Upon applying for physician-assisted suicide, a terminally-ill patient must be of sound mind and then later must be able to swallow the medication on her own, without administration from a doctor.

"Right now it's a choice that's only available to some Americans, which is really unethical," she told People magazine’s website last month.

Maynard stressed to People that she has never considered her potential assisted death as a suicide.

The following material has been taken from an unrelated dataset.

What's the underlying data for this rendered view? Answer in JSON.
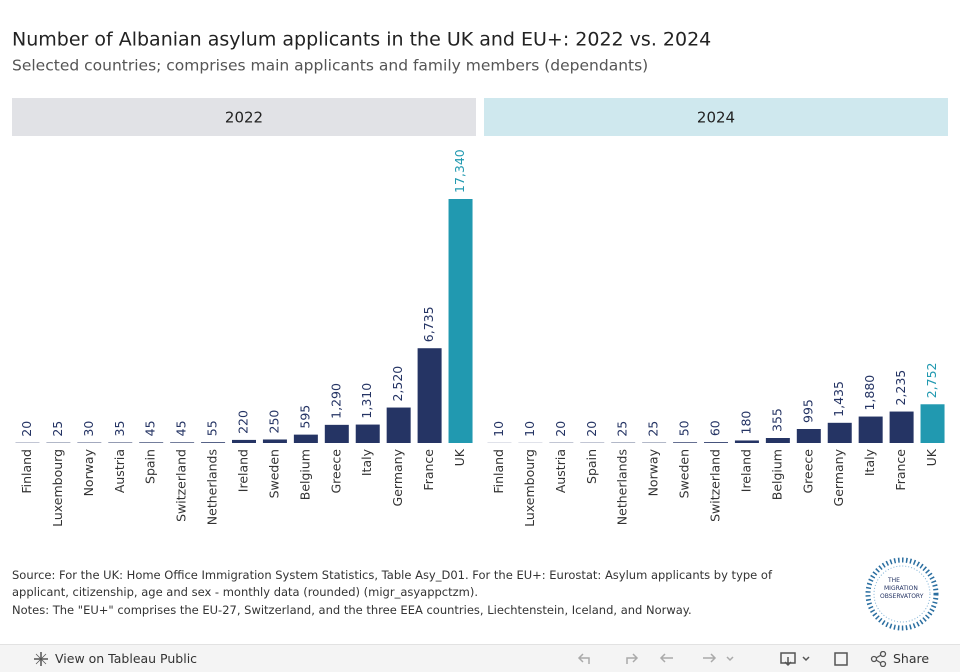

"There is not a cell in my body that is suicidal or that wants to die," Maynard said. "I want to live. I wish there was a cure for my disease but there's not. … Being able to choose to go with dignity is less terrifying."


Still from youtube video (CompassionChoices)

Despite Maynard’s intense suffering and reasoned explanation for why she wanted to die on her own terms, her decision was criticized by some opposed to bodily autonomy.

"We are saddened by the fact that this young woman gave up hope, and now our concern is for other people with terminal illnesses who may contemplate following her example," Janet Morana, executive director of Priests for Life, said in a statement, according to AP.

"Brittany's death was not a victory for a political cause. It was a tragedy, hastened by despair and aided by the culture of death invading our country."

Maynard reportedly spent her final months traveling the world with her husband, family, and friends. Prior to her diagnosis, she had earned two degrees and taught at orphanages in Nepal, among work in other nations.

She told AP last month that her decision was supported by loved ones.

"I think in the beginning my family members wanted a miracle; they wanted a cure for my cancer," she said. "When we all sat down and looked at the facts, there isn't a single person that loves me that wishes me more pain and more suffering."

A 2011 poll conducted by Gallup found that 45 percent of American respondents said doctor-assisted suicide was "morally acceptable," while 48 percent said it was "morally wrong."

In Europe - where Belgium, the Netherlands, Luxembourg, and Switzerland have laws allowing for assisted death - the Swiss Medical Lawyers Association found in 2012 that three-quarters or more of those polled in 12 countries said people should have the right to doctor-assisted death.